Executive Director Susan Morrissey’s Presentation to Edmonton City Council on the State of Immigration and Settlement’s Annual Report

September 3, 2021

On August 25, 2021, our Executive Director Susan Morrissey had the opportunity to present to Edmonton City Council’s Community and Public Services Committee to speak about the State of Immigration and Settlement’s 2021 Annual Report, which is titled Belonging: Stories of the Dignity and Resilience of Immigrants.

Susan spoke about the importance of rigorous data collection in order to inform better decision-making.

You can watch her presentation on City Council’s YouTube channel. Her remarks begin at the 40-minute mark.

The written text of her speech can also be read below.

“Thank you for the opportunity to speak today on the State of Immigration and Settlement report. 

I am honoured to be a member of the Advisory Committee working on this project which started in 2019.

I am also the Executive Director of the Edmonton Social Planning Council which is a social research and analysis organization with over 80 years of deep roots in Edmonton.

EPSC’s role is to encourage the adoption of equitable social policy, support the work of other organizations striving to improve people’s lives in our community and educate the public about social issues that impact us all.

I have decided to deviate from discussing data as it relates to the many systemic issues that create barriers to newcomers in our community. The report does a great job in using stories of how some individuals and families are not being afforded the same opportunities for a good life.

On a personal level, my grandparents immigrated to Canada in the early 1890s from their homeland of the Ukraine. With the promise of a better life, through hard work they set out to build their home, literally, work their farmland, and eventually raise their nine children. 

Times were very tough, and they built their home from scratch with neighbours helping neighbours.

Fast forward to the present. The newcomers we see coming to our community often out of choice, but not always are coming for the same reasons – the aspiration of a better life for themselves and their families. Our report describes the roadblocks and obstacles that stand in their way of being fully valued, actively contributing members of our community: of feeling a sense of belonging. 

Collecting and using accurately representative race-based data will lead us to better decision making and effective priorities and policies. We see a role for the City of Edmonton to champion and support the collection and sharing of both quantitative and qualitative local data in partnership with the immigrant community.

I understand that the City has announced the end to our local census, last one taking place in 2019. I find this very troubling news because using national census data does not allow for a real-time snapshot of our local community, of our growing newcomer community.

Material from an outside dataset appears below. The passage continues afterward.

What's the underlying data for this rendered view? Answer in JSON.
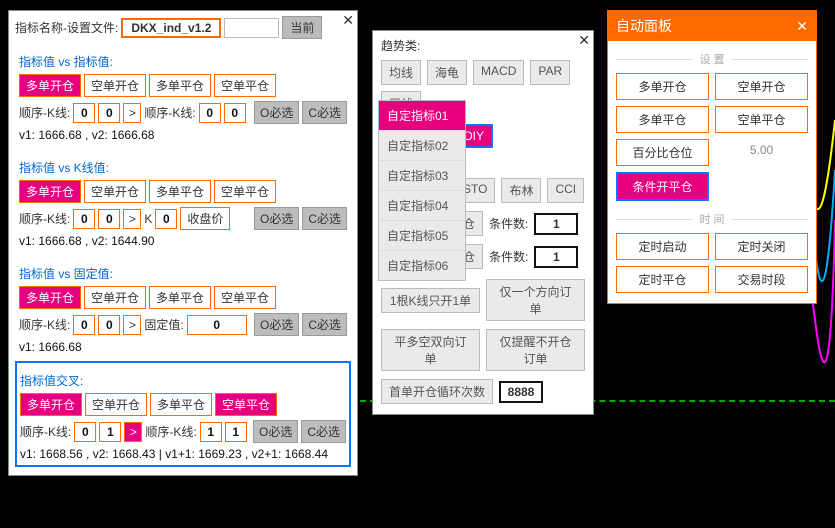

The Edmonton Social Planning Council has made it a priority to look at new approaches to address the gap of understanding when it comes to data especially as it relates to newcomers. Through recent blog posts, our quarterly newsletter that focused an entire edition to Race and Equity, and a special report entitled Confronting Racism with Data: Why Canada Needs Disaggregated Race-Based Data, we are working to reinforce the message that accurate race-based data needs to be collected to make informed policy.

To quote a paragraph from our report:

‘History has shown that race-based data can be used to uphold racist systems and discriminatory practices; but data can also help to dismantle them. Currently, race-based data is collected in only a few key systems, and data collection strategies are woefully inadequate for current needs (in areas such as health, justice, and education). The limited data that is available does not provide adequate evidence to support targeted policy change and intervention. Race-based data is crucial to develop effective anti-racism frameworks, and to understand the diverse, intersectional, needs of racialized communities in Canada.’

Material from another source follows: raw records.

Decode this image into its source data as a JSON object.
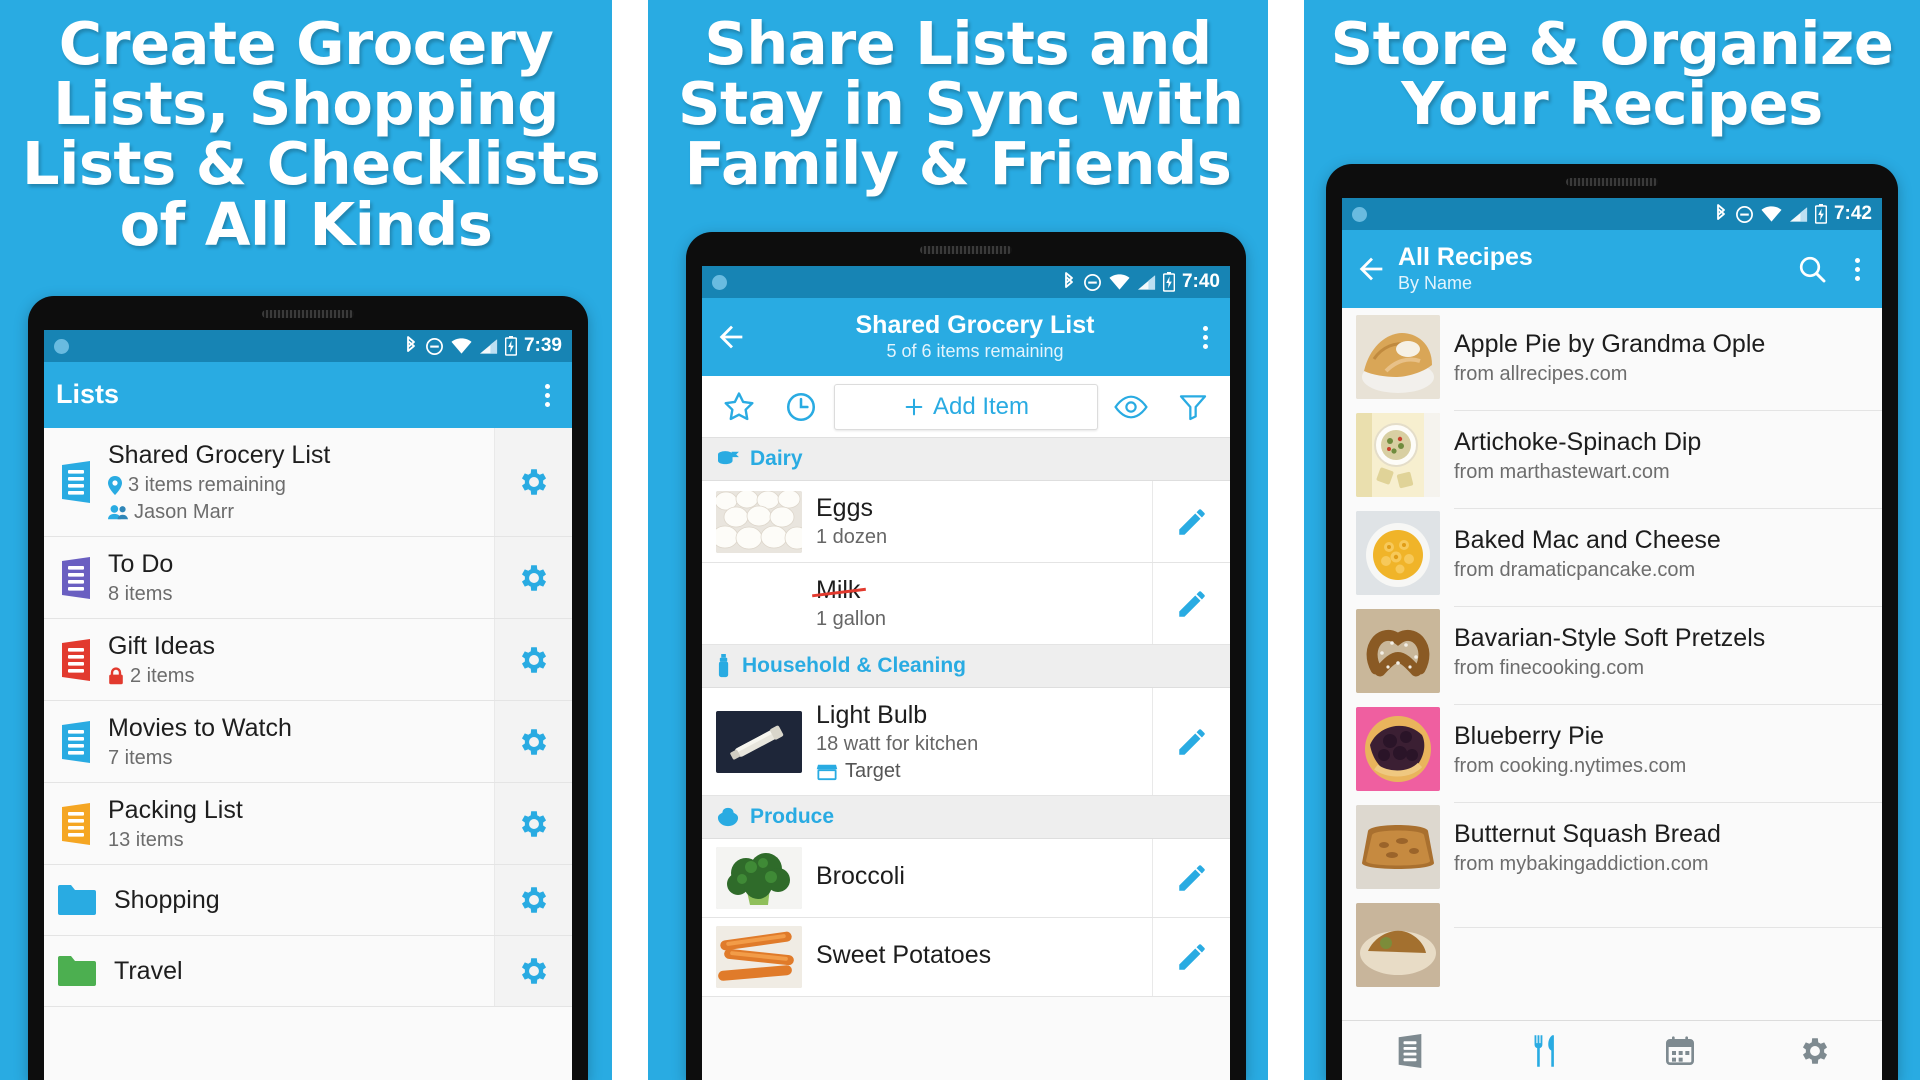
{
  "brand": {
    "accent": "#29ABE2",
    "accent_dark": "#1784B4",
    "red": "#E23A2E",
    "purple": "#6A5FC1"
  },
  "panels": [
    {
      "headline": [
        "Create Grocery",
        "Lists, Shopping",
        "Lists & Checklists",
        "of All Kinds"
      ],
      "status": {
        "time": "7:39",
        "icons": [
          "bluetooth-icon",
          "do-not-disturb-icon",
          "wifi-icon",
          "signal-icon",
          "battery-icon"
        ]
      },
      "appbar": {
        "title": "Lists",
        "overflow": "kebab-menu-icon"
      },
      "lists": [
        {
          "name": "Shared Grocery List",
          "meta": "3 items remaining",
          "meta_icon": "location-pin-icon",
          "shared_with": "Jason Marr",
          "shared_icon": "people-icon",
          "color": "#29ABE2"
        },
        {
          "name": "To Do",
          "meta": "8 items",
          "meta_icon": "",
          "shared_with": "",
          "color": "#6A5FC1"
        },
        {
          "name": "Gift Ideas",
          "meta": "2 items",
          "meta_icon": "lock-icon",
          "shared_with": "",
          "color": "#E23A2E"
        },
        {
          "name": "Movies to Watch",
          "meta": "7 items",
          "meta_icon": "",
          "shared_with": "",
          "color": "#29ABE2"
        },
        {
          "name": "Packing List",
          "meta": "13 items",
          "meta_icon": "",
          "shared_with": "",
          "color": "#F5A623"
        },
        {
          "name": "Shopping",
          "meta": "",
          "meta_icon": "",
          "shared_with": "",
          "color": "#29ABE2",
          "kind": "folder"
        },
        {
          "name": "Travel",
          "meta": "",
          "meta_icon": "",
          "shared_with": "",
          "color": "#4CAF50",
          "kind": "folder"
        }
      ],
      "row_action_icon": "gear-icon"
    },
    {
      "headline": [
        "Share Lists and",
        "Stay in Sync with",
        "Family & Friends"
      ],
      "status": {
        "time": "7:40"
      },
      "appbar": {
        "title": "Shared Grocery List",
        "subtitle": "5 of 6 items remaining",
        "back": "back-arrow-icon",
        "overflow": "kebab-menu-icon"
      },
      "toolbar": {
        "star": "star-icon",
        "clock": "clock-icon",
        "add_label": "Add Item",
        "add_plus": "plus-icon",
        "eye": "eye-icon",
        "filter": "filter-icon"
      },
      "categories": [
        {
          "name": "Dairy",
          "icon": "dairy-icon",
          "items": [
            {
              "name": "Eggs",
              "detail": "1 dozen",
              "store": "",
              "crossed": false,
              "thumb": "eggs-photo"
            },
            {
              "name": "Milk",
              "detail": "1 gallon",
              "store": "",
              "crossed": true,
              "thumb": ""
            }
          ]
        },
        {
          "name": "Household & Cleaning",
          "icon": "spray-bottle-icon",
          "items": [
            {
              "name": "Light Bulb",
              "detail": "18 watt for kitchen",
              "store": "Target",
              "store_icon": "store-icon",
              "crossed": false,
              "thumb": "lightbulb-photo"
            }
          ]
        },
        {
          "name": "Produce",
          "icon": "produce-icon",
          "items": [
            {
              "name": "Broccoli",
              "detail": "",
              "store": "",
              "crossed": false,
              "thumb": "broccoli-photo"
            },
            {
              "name": "Sweet Potatoes",
              "detail": "",
              "store": "",
              "crossed": false,
              "thumb": "sweet-potato-photo"
            }
          ]
        }
      ],
      "row_action_icon": "pencil-icon"
    },
    {
      "headline": [
        "Store & Organize",
        "Your Recipes"
      ],
      "status": {
        "time": "7:42"
      },
      "appbar": {
        "title": "All Recipes",
        "subtitle": "By Name",
        "back": "back-arrow-icon",
        "search": "search-icon",
        "overflow": "kebab-menu-icon"
      },
      "recipes": [
        {
          "title": "Apple Pie by Grandma Ople",
          "source": "from allrecipes.com",
          "thumb": "apple-pie-photo"
        },
        {
          "title": "Artichoke-Spinach Dip",
          "source": "from marthastewart.com",
          "thumb": "artichoke-dip-photo"
        },
        {
          "title": "Baked Mac and Cheese",
          "source": "from dramaticpancake.com",
          "thumb": "mac-cheese-photo"
        },
        {
          "title": "Bavarian-Style Soft Pretzels",
          "source": "from finecooking.com",
          "thumb": "pretzel-photo"
        },
        {
          "title": "Blueberry Pie",
          "source": "from cooking.nytimes.com",
          "thumb": "blueberry-pie-photo"
        },
        {
          "title": "Butternut Squash Bread",
          "source": "from mybakingaddiction.com",
          "thumb": "squash-bread-photo"
        },
        {
          "title": "",
          "source": "",
          "thumb": "partial-photo"
        }
      ],
      "bottomnav": [
        {
          "name": "lists-tab",
          "icon": "list-icon"
        },
        {
          "name": "recipes-tab",
          "icon": "fork-knife-icon"
        },
        {
          "name": "meal-plan-tab",
          "icon": "calendar-icon"
        },
        {
          "name": "settings-tab",
          "icon": "gear-icon"
        }
      ]
    }
  ]
}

I commend the City of Edmonton for having the foresight to direct City Administration to provide an annual report on Settlements and Immigration. I respectfully encourage the committee to receive this report and presentation as the starting point to set in motion the policies, procedures, and practices to “open doors and create possibilities for people… to help them to realize their potential.”

I believe it is in everyone’s best interest to find ways to work with the immigrant community so that everyone thrives.